Each week we bring you four of the most interesting objects, hand-picked from museums, galleries and art institutions around the world, to commemorate key moments in the calendar.
It’s no exaggeration to say that Thomas Edison’s light bulb changed the world. This invention marked the end of candles, whale oil lamps, and gas lamps that were used in homes around the world.
British scientist Humphrey Davy developed a powerful electric light in the 1800s, and although many attempts had been made to illuminate rooms with incandescent light, the United States patented it on October 21, 1879. The inventor’s version of was cheaper, longer-lasting, and more energy efficient. Edison’s light bulb was the result of his over 1,200 experiments and was able to last for his record-breaking 14.5 hours. “My light is finally perfect,” he said. boasted to new york times Reporter. On New Year’s Eve of the same year, more than 3,000 people visited Edison’s laboratory and witnessed the inventor turn on and off a display of 40 light bulbs like an electric fireworks display.
144 years after Edison’s historic invention, we take a look at four works of art and objects that tell the story of light.
1. Job is ridiculed by his wife (c. 1630), Georges de la Tour
Epinal Museum of Ancient Art and Contemporary Art
Like Caravaggio and Turner, French Baroque painter Georges de la Tour was a master of light. In his intimate scenes, figures are depicted by candlelight, which in this work is thought to symbolize the presence of God. The painting depicts a scene from the Old Testament in which Job, once a wealthy and influential man, is praised by his wife for keeping his faith despite his current dire circumstances. It depicts a scene where someone is laughing.click here To find out more.
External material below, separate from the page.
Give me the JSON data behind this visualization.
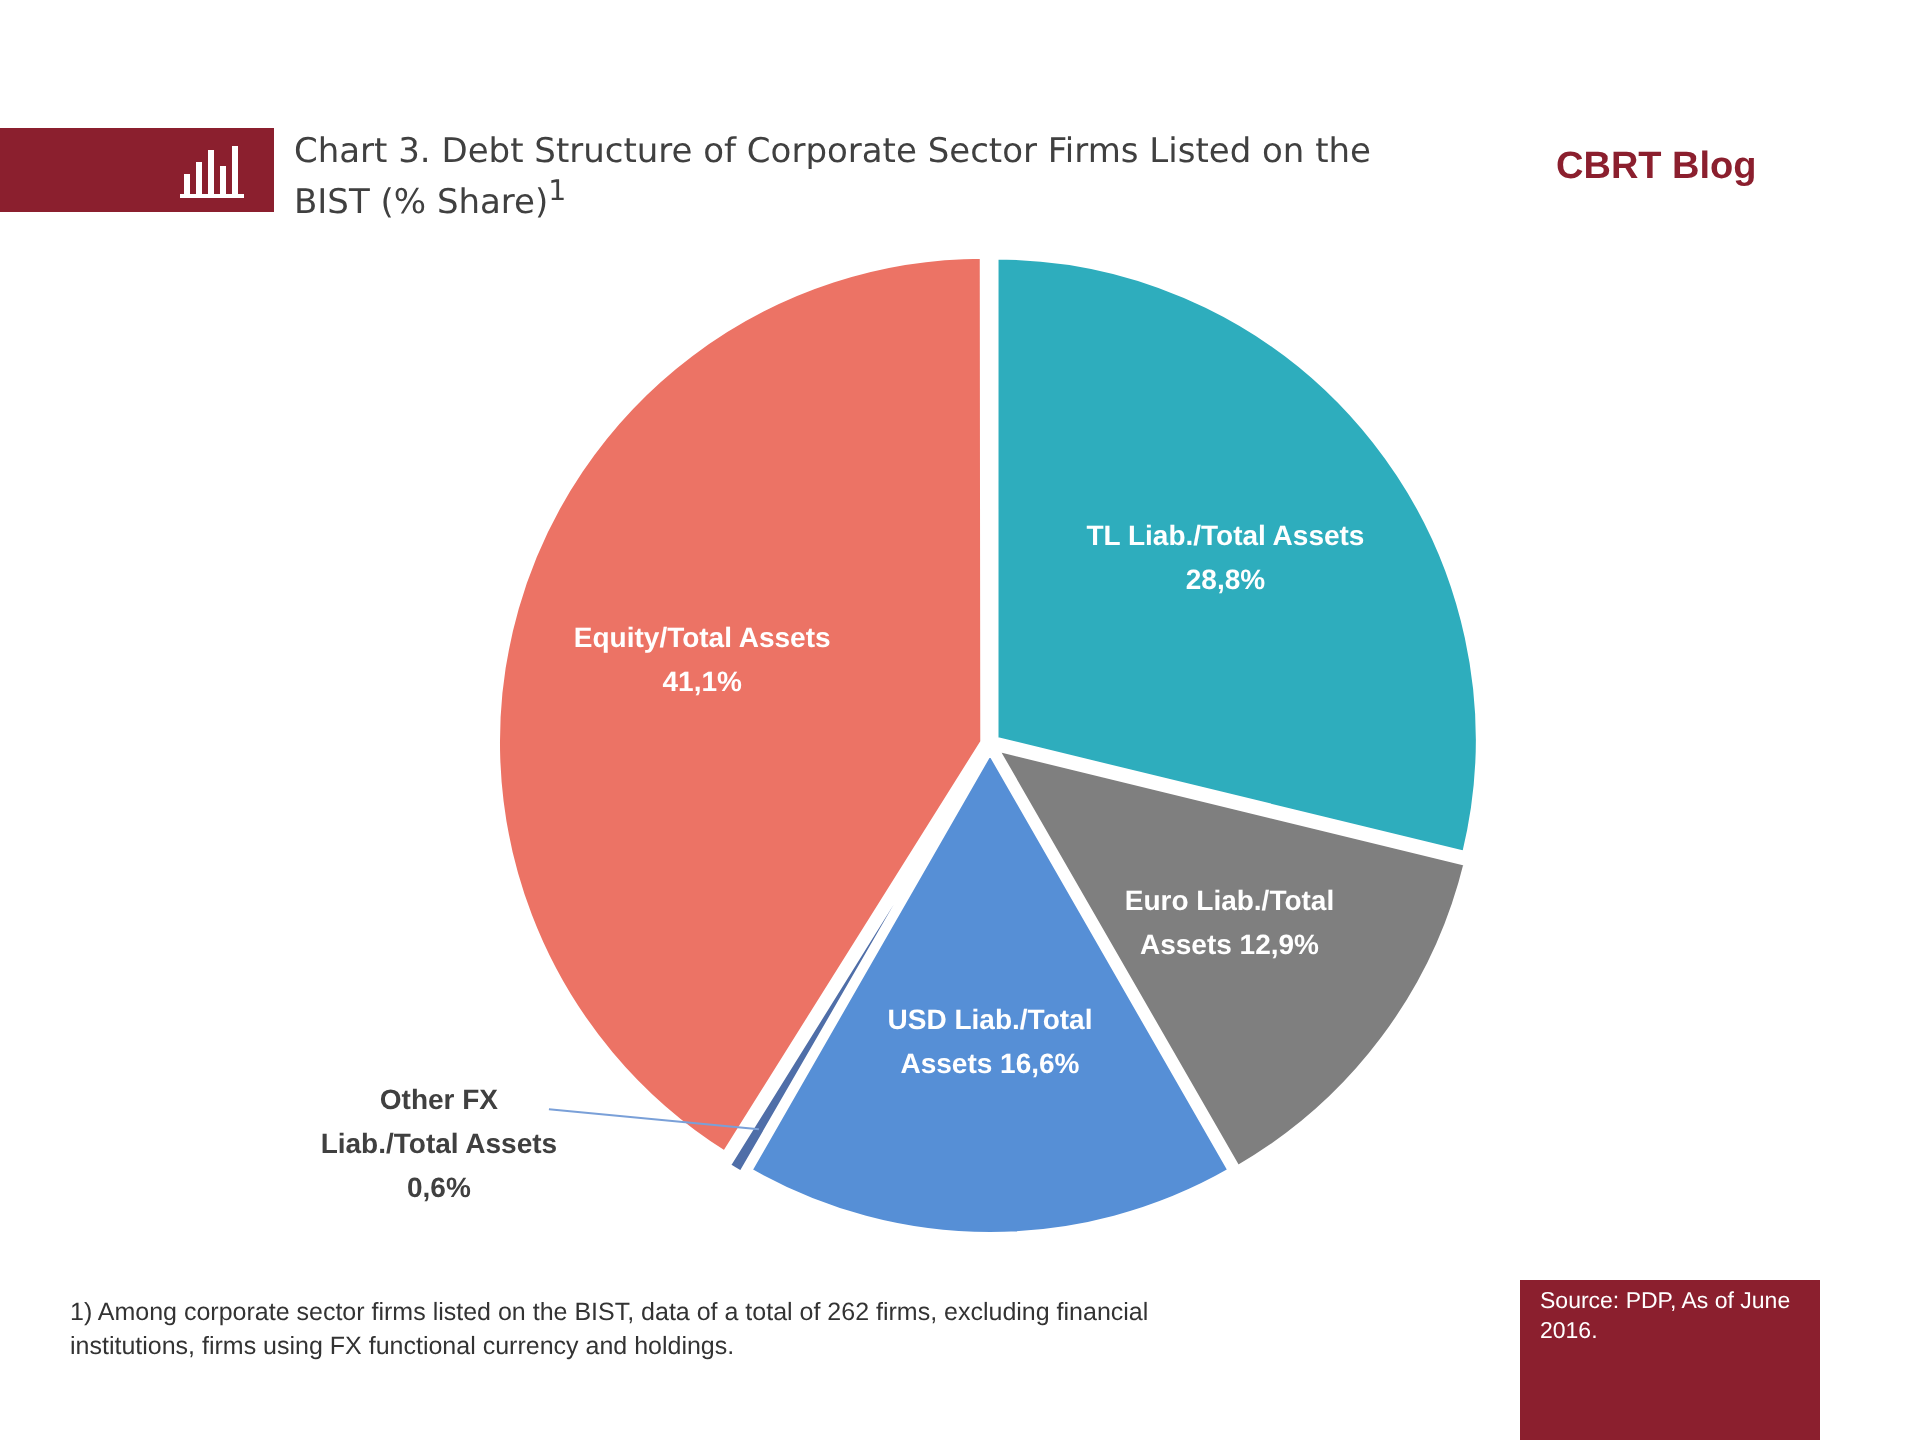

2. Whale oil lamp (c. 1813-1830)
Corning Museum of Glass, New York
Despite the cost and odor, burning whale oil was a common way to bring light into homes in the early 19th century. This elegant oil lamp is made of colorless glass and has an architectural style with a stepped base and grooves on the inside of the central stem or column.click here To find out more.
3. Tiffany lamp (1890–1900)
Budapest Museum of Applied Arts
Along with the Anglepoise lamp and Isamu Noguchi’s Akali lights, the Tiffany lamp is one of the most iconic pieces of lighting design that evolved from Edison’s invention. In this example, a Tiffany glass lampshade (typically in Art Nouveau style with polychrome motifs inspired by nature) is combined with a gilded bronze stand. Masu.click here To find out more.
4. SM100 Solar Light, Henry James
Design Museum, London
Although it may seem like Edison’s invention has brightened up the entire planet, there are still many places that lack electrical infrastructure. Designer Henry James created an affordable, durable solar lamp to replace dangerous kerosene lamps that emit toxic fumes into homes for people living in rural areas of countries such as Malawi and Zambia. I created a light.click here Learn more about the Bloomberg Connects app.
“4 Things to See This Week” is sponsored by Bloomberg Connects, a free arts and culture app. Bloomberg Connect gives you on-demand access to museums, galleries, and cultural spaces around the world. Download the app here You can access the digital guide to explore different content or scan the QR code.